Precious metals investors smiled in early March as spot silver broke through the longstanding US$10-per-ounce barrier to post solid, new 19-year highs. Purchases by speculators have been important drivers in the price of silver and other precious metals of late, with an especially strong pick up in silver prices in the fourth quarter of 2005 from funds on the COMEX, TOCOM and the over-the-counter market. Since 2004, silver has actually outperformed gold, and, among the major metals, has only been beaten by zinc and copper.
Yet, for large investors, the silver market remains a problematic one, owing to its tiny size by global standards. The Silver Institute’s official market watcher, GFMS, predicts that silver demand for 2005 will amount to just 878 million ounces, divided between industrial (44%), photography (22%), plus jewelry and coins. Supplying that demand was silver taken from mines (73%), scrap (20%) and sales of government stockpiles (7%). For mine production, which is on a slight multi-year uptrend, primary silver production accounted for only about 30% of the total, with the rest coming as a byproduct of gold, copper, lead and zinc production.
While most large funds may be avoiding the silver market, retail interest for silver bullion is also still very limited, especially outside the U.S. Why? Because physical silver bullion is expensive for the average retail investor to store, insure and trade.
However, this may be about to change with the introduction of the iShares Silver Trust, an exchange-traded fund (ETF) being sponsored by the San Francisco office of Barclays Global Investors International, and with the Bank of New York as trustee and the London branch of JP Morgan Chase Bank as custodian.
Barclays’ aim with its silver ETF is simple: to disburse these silver acquisition and storage costs over all the trust’s shareholders, creating a cost-effective way for retail investors to load up on silver bullion.
Thus, the silver iShares would presumably track the spot silver price quite closely, with the ETF’s net asset value being determined at the end of each business day using the London Fix.
The sponsor’s fee (0.5% annually of the trust’s net asset value) plus other general and administrative costs would be paid for by periodically selling silver from the hoard.
Barclays is proposing to kick off the trust with just 1.5 million ounces of silver representing 150,000 trust shares. The company intends to issue shares on a continuous basis, issuing and redeeming them in blocks of 50,000. The shares would trade on the American Stock Exchange using the ticker “SLV.” Owners of the silver iShares would have no voting rights, but also have no significant disclosure obligations, unlike typical commodities futures traders. The ETF’s initial market makers — who will have a powerful influence — will be the securities arms of Barclays, Citigroup and UBS.

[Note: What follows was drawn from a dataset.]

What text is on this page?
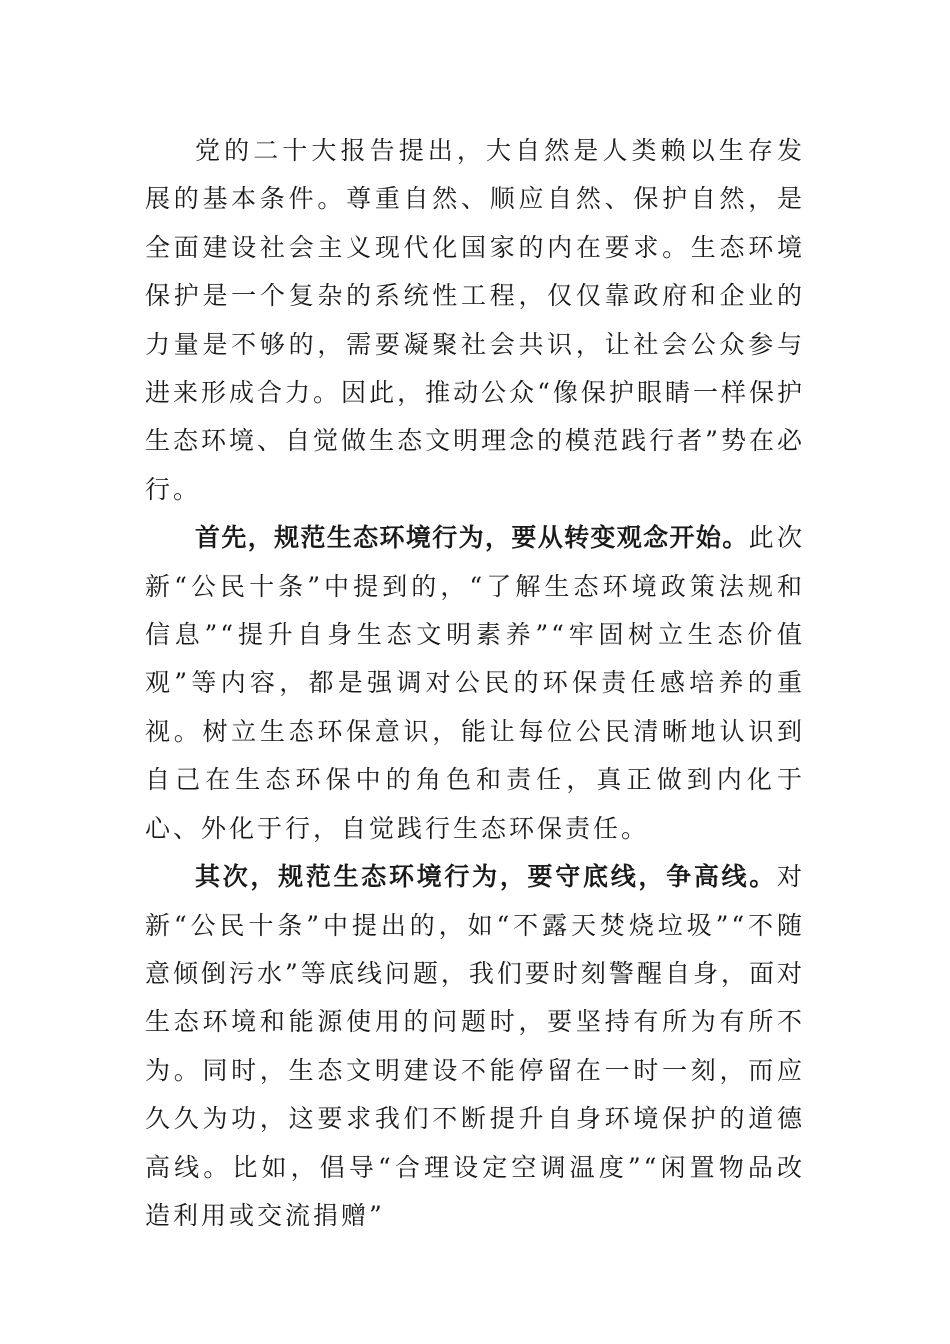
党的二十大报告提出，大自然是人类赖以生存发展的基本条件。尊重自然、顺应自然、保护自然，是全面建设社会主义现代化国家的内在要求。生态环境保护是一个复杂的系统性工程，仅仅靠政府和企业的力量是不够的，需要凝聚社会共识，让社会公众参与进来形成合力。因此，推动公众“像保护眼睛一样保护生态环境、自觉做生态文明理念的模范践行者”势在必行。

首先，规范生态环境行为，要从转变观念开始。此次新“公民十条”中提到的，“了解生态环境政策法规和信息”“提升自身生态文明素养”“牢固树立生态价值观”等内容，都是强调对公民的环保责任感培养的重视。树立生态环保意识，能让每位公民清晰地认识到自己在生态环保中的角色和责任，真正做到内化于心、外化于行，自觉践行生态环保责任。

其次，规范生态环境行为，要守底线，争高线。对新“公民十条”中提出的，如“不露天焚烧垃圾”“不随意倾倒污水”等底线问题，我们要时刻警醒自身，面对生态环境和能源使用的问题时，要坚持有所为有所不为。同时，生态文明建设不能停留在一时一刻，而应久久为功，这要求我们不断提升自身环境保护的道德高线。比如，倡导“合理设定空调温度”“闲置物品改造利用或交流捐赠”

Unfortunately for one of the main targets of the new product — U.S. retail investors — any profits they make on the silver trust will be taxed at the maximum 28% rate used for “collectibles,” rather than the current 15% rate used for most other long-term capital gains.
The silver owned by the trust will be stored in England, though other locations may be added in the future. Importantly, if the ETF grows rapidly, it becomes less clear where the sponsor will buy additional silver bullion, since global stockpiles are relatively scant. Indeed, there was no mention in Barclays’ silver ETF prospectus that it had any side deals to purchase silver stockpiles such as Berkshire Hathaway’s, which is rumoured to exceed 100 million ounces.
Barclays submitted its proposal to the U.S. Security and Exchange Commission last summer, and it’s still wending its way through the system. Early 2006 saw the SEC open up a period for public comments. While most were enthusiastic in their support for the proposed ETF, or neutral, one notable exception was the Silver Users Association, whose members process 80% of all the silver used in the United States. The SUA argued narrowly that the ETF would remove so much physical silver from the relatively tiny spot market that it would drive up silver prices. This would add to its members’ costs and ultimately lead to job losses among SUA members.
There is still much conflicting opinion among silver gurus as to whether Barclays’ silver ETF will be approved in the end, given that the silver spot market is so small and illiquid, and thus open to price manipulation. The SEC might reject it to avoid creating significant distortion in the silver market. On the other hand, the SEC already approved a U.S.-traded gold ETF and the paperwork is very similar.
The SEC’s decision should come within the next six months, and whatever it is, it will impact the silver market for years to come.